Why FM Must Go
The Internet cannot substitute broadcasting as a distribution method for radio. I have covered this before: A Collapse of the Internet Narrowly Avoided – Why 4G is Hyped – 21 Reasons Why FM is Almost History – Internet Radio Expensive in France Too.
Radio needs broadcasting. FM is broadcasting. Is radio via FM too valuable to society to be switched off and substituted by DAB/DAB+?
Before answering this question, let me ask and answer some others. Was analogue TV too valuable to society to be switched off and substituted by digital TV? No, this has already happened in most western countries. Why? Because television viewers demanded more channels of higher quality and analogue TV was too expensive and not advanced enough to provide this. And people watch more television than they watch radio in most western countries (182 vs. 101 minutes per day in Norway). Did viewers complain? Hardly at all.
So, how about radio? The FM frequencies are full. That means that there is no more room for additional radio channels. FM is very expensive due to high power consumption (one transmitter is needed per channel) and a lot of transmitters required to cover large areas. But maybe the existing radio channels are enough, maybe people are happy with the current selection. If that is the case, maybe FM is so valuable that it cannot be switched off.
But this way of arguing is like speaking for maintaining the shop system that has always been present in a communist country. The food selection consists of two kinds of cheese (both from the same valley), three kinds of bread (all white), one kind of butter (who needs low fat anyway?) and a couple salami types (made by a mixture of animals you don’t even want to be able to name).
Who is satisfied by this? Well, the customers have never know that French cheese, brown bread and baguettes, Irish butter and hundreds of kinds of sandwich meat from a range of animals even exist. They have therefore never complained very much (unless the food was outdated or tasted worse than normal). Neither has the farmers providing the cheese or the bakeries making the bread. They have always seen very little competition. That is good for business. They are virtually guaranteed a profit, no matter how low the quality of their food. Why would they want to change this?
Let the fight begin Competition forces better quality. That is also true for radio.
In Norway, Norwegian Broadcasting Corporation (NRK) had a monopoly on television and radio until the early 90s. Most people (even those of us employed by NRK) think that the quality of programmes improved greatly after commercial competitors entered the scene. After all, people suddenly had a choice. That means that they don’t have to pick your product or programme anymore.
I would like the same to happen again to radio. More frequencies. More choice. More possibilities for good radio, new related services, interactive radio and on demand too. And I live in a country of less than 5 million people. Imagine what the situation is like in other, more populous countries. Where the market for new top quality radio stations with talented on-air personalities may be blooming, but where there are no available frequencies.
In order to make more frequencies available and enable a fair competitive environment, FM needs to be switched off in a range of countries. Not only in Norway. So that there aren’t possibilities for “communist shops” anywhere anymore.
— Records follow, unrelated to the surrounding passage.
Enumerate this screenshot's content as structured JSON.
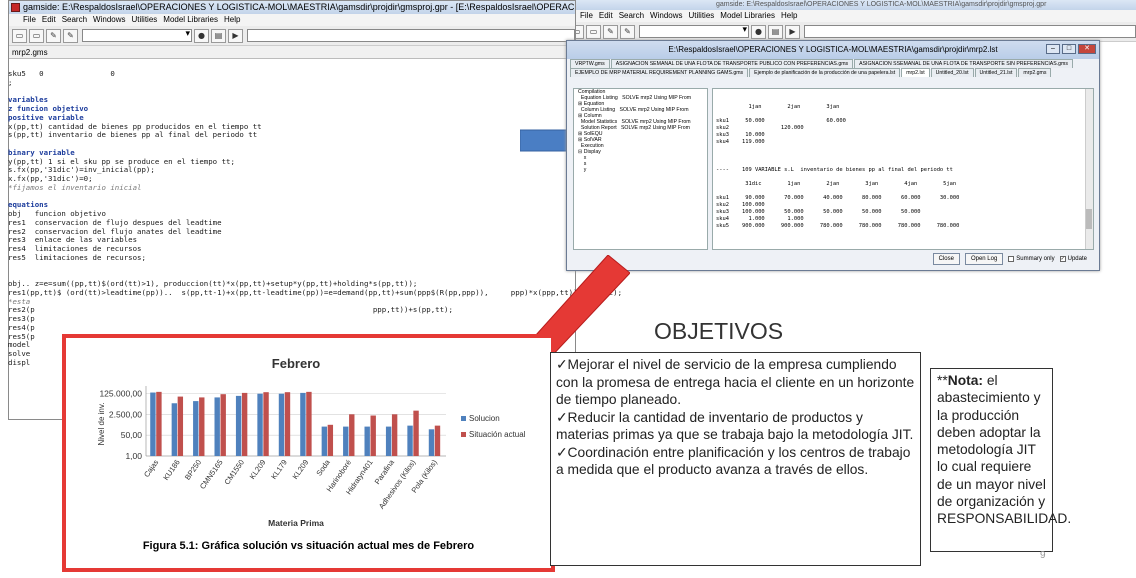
{
  "gams_window": {
    "title": "gamside: E:\\RespaldosIsrael\\OPERACIONES Y LOGISTICA-MOL\\MAESTRIA\\gamsdir\\projdir\\gmsproj.gpr - [E:\\RespaldosIsrael\\OPERACIONES",
    "menu": [
      "File",
      "Edit",
      "Search",
      "Windows",
      "Utilities",
      "Model Libraries",
      "Help"
    ],
    "file_tab": "mrp2.gms"
  },
  "gams_window_right": {
    "title": "gamside: E:\\RespaldosIsrael\\OPERACIONES Y LOGISTICA-MOL\\MAESTRIA\\gamsdir\\projdir\\gmsproj.gpr",
    "menu": [
      "File",
      "Edit",
      "Search",
      "Windows",
      "Utilities",
      "Model Libraries",
      "Help"
    ]
  },
  "code_lines": [
    {
      "t": "sku5   0               0",
      "c": "n"
    },
    {
      "t": ";",
      "c": "n"
    },
    {
      "t": "",
      "c": "n"
    },
    {
      "t": "variables",
      "c": "k"
    },
    {
      "t": "z funcion objetivo",
      "c": "k"
    },
    {
      "t": "positive variable",
      "c": "k"
    },
    {
      "t": "x(pp,tt) cantidad de bienes pp producidos en el tiempo tt",
      "c": "n"
    },
    {
      "t": "s(pp,tt) inventario de bienes pp al final del periodo tt",
      "c": "n"
    },
    {
      "t": "",
      "c": "n"
    },
    {
      "t": "binary variable",
      "c": "k"
    },
    {
      "t": "y(pp,tt) 1 si el sku pp se produce en el tiempo tt;",
      "c": "n"
    },
    {
      "t": "s.fx(pp,'31dic')=inv_inicial(pp);",
      "c": "n"
    },
    {
      "t": "x.fx(pp,'31dic')=0;",
      "c": "n"
    },
    {
      "t": "*fijamos el inventario inicial",
      "c": "c"
    },
    {
      "t": "",
      "c": "n"
    },
    {
      "t": "equations",
      "c": "k"
    },
    {
      "t": "obj   funcion objetivo",
      "c": "n"
    },
    {
      "t": "res1  conservacion de flujo despues del leadtime",
      "c": "n"
    },
    {
      "t": "res2  conservacion del flujo anates del leadtime",
      "c": "n"
    },
    {
      "t": "res3  enlace de las variables",
      "c": "n"
    },
    {
      "t": "res4  limitaciones de recursos",
      "c": "n"
    },
    {
      "t": "res5  limitaciones de recursos;",
      "c": "n"
    },
    {
      "t": "",
      "c": "n"
    },
    {
      "t": "",
      "c": "n"
    },
    {
      "t": "obj.. z=e=sum((pp,tt)$(ord(tt)>1), produccion(tt)*x(pp,tt)+setup*y(pp,tt)+holding*s(pp,tt));",
      "c": "n"
    },
    {
      "t": "res1(pp,tt)$ (ord(tt)>leadtime(pp))..  s(pp,tt-1)+x(pp,tt-leadtime(pp))=e=demand(pp,tt)+sum(ppp$(R(pp,ppp)),     ppp)*x(ppp,tt))+s(pp,tt);",
      "c": "n"
    },
    {
      "t": "*esta",
      "c": "c"
    },
    {
      "t": "res2(p                                                                            ppp,tt))+s(pp,tt);",
      "c": "n"
    },
    {
      "t": "res3(p",
      "c": "n"
    },
    {
      "t": "res4(p",
      "c": "n"
    },
    {
      "t": "res5(p",
      "c": "n"
    },
    {
      "t": "model",
      "c": "n"
    },
    {
      "t": "solve",
      "c": "n"
    },
    {
      "t": "displ",
      "c": "n"
    }
  ],
  "lst_window": {
    "title": "E:\\RespaldosIsrael\\OPERACIONES Y LOGISTICA-MOL\\MAESTRIA\\gamsdir\\projdir\\mrp2.lst",
    "tabs_row1": [
      "VRPTW.gms",
      "ASIGNACION SEMANAL DE UNA FLOTA DE TRANSPORTE PUBLICO CON PREFERENCIAS.gms",
      "ASIGNACION SSEMANAL DE UNA FLOTA DE TRANSPORTE SIN PREFERENCIAS.gms"
    ],
    "tabs_row2": [
      "EJEMPLO DE MRP MATERIAL REQUIREMENT PLANNING GAMS.gms",
      "Ejemplo de planificación de la producción de una papelera.lst",
      "mrp2.lst",
      "Untitled_20.lst",
      "Untitled_21.lst",
      "mrp2.gms"
    ],
    "tree": [
      "Compilation",
      "  Equation Listing   SOLVE mrp2 Using MIP From",
      "⊞ Equation",
      "  Column Listing   SOLVE mrp2 Using MIP From",
      "⊞ Column",
      "  Model Statistics   SOLVE mrp2 Using MIP From",
      "  Solution Report   SOLVE mrp2 Using MIP From",
      "⊞ SolEQU",
      "⊞ SolVAR",
      "  Execution",
      "⊟ Display",
      "    x",
      "    s",
      "    y"
    ],
    "output_lines": [
      "          1jan        2jan        3jan",
      "",
      "sku1     50.000                   60.000",
      "sku2                120.000",
      "sku3     10.000",
      "sku4    119.000",
      "",
      "",
      "",
      "----    109 VARIABLE s.L  inventario de bienes pp al final del periodo tt",
      "",
      "         31dic        1jan        2jan        3jan        4jan        5jan",
      "",
      "sku1     90.000      70.000      40.000      80.000      60.000      30.000",
      "sku2    100.000",
      "sku3    100.000      50.000      50.000      50.000      50.000",
      "sku4      1.000       1.000",
      "sku5    900.000     900.000     780.000     780.000     780.000     780.000"
    ],
    "close_label": "Close",
    "open_log_label": "Open Log",
    "summary_label": "Summary only",
    "update_label": "Update"
  },
  "chart_data": {
    "type": "bar",
    "title": "Febrero",
    "xlabel": "Materia Prima",
    "ylabel": "Nivel de inv.",
    "yscale": "log",
    "yticks": [
      "125.000,00",
      "2.500,00",
      "50,00",
      "1,00"
    ],
    "categories": [
      "Cajas",
      "KU186",
      "BP250",
      "CMN5165",
      "CM1550",
      "KL2091",
      "KL1791",
      "KL2091b",
      "Soda",
      "Harinoboré",
      "Hidratyn401",
      "Parafina",
      "Adhesivos (Kilos)",
      "Pola (Kilos)"
    ],
    "category_labels_visible": [
      "Cajas",
      "KU186",
      "BP250",
      "CMN5165",
      "CM1550",
      "KL209",
      "KL179",
      "KL209",
      "Soda",
      "Harinoboré",
      "Hidratyn401",
      "Parafina",
      "Adhesivos (Kilos)",
      "Pola (Kilos)"
    ],
    "series": [
      {
        "name": "Solucion",
        "color": "#4f81bd",
        "values": [
          150000,
          20000,
          30000,
          60000,
          80000,
          120000,
          120000,
          140000,
          250,
          250,
          250,
          250,
          300,
          150
        ]
      },
      {
        "name": "Situación actual",
        "color": "#c0504d",
        "values": [
          170000,
          70000,
          60000,
          110000,
          140000,
          160000,
          160000,
          170000,
          350,
          2500,
          2000,
          2500,
          5000,
          300
        ]
      }
    ],
    "legend_position": "right"
  },
  "chart_caption": "Figura 5.1: Gráfica solución vs situación actual mes de Febrero",
  "objetivos": {
    "title": "OBJETIVOS",
    "items": [
      "✓Mejorar el nivel de servicio de la empresa cumpliendo con la promesa de entrega hacia el cliente en un horizonte de tiempo planeado.",
      "✓Reducir la cantidad de inventario de productos y materias primas ya que se trabaja bajo la metodología JIT.",
      "✓Coordinación entre planificación y los centros de trabajo a medida que el producto avanza a través de ellos."
    ]
  },
  "nota": {
    "prefix": "**",
    "label": "Nota:",
    "text": " el abastecimiento y la producción deben adoptar la metodología JIT lo cual requiere de un mayor nivel de organización y RESPONSABILIDAD."
  },
  "page_number": "9",
  "colors": {
    "arrow_blue": "#4a7ec4",
    "red": "#e53935"
  }
}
Not even where the listeners are too busy listening to their existing channels to even bother to try the new ones.
Radio channels should fight for their listeners. Before fighting you have to train. A lot. Those who train become better. Those who train the most usually win the fights. If both sides train equally much you get good fights. Let the fights begin, on even ground. Switch off FM. Give even better radio to the people.
So, is radio via FM too valuable to society to be switched off? Not more than “small communist shops.” They are valuable to society if located inside a museum. The same is the case with FM which should continue to exist in a museum, where it is heading and where it very soon belongs.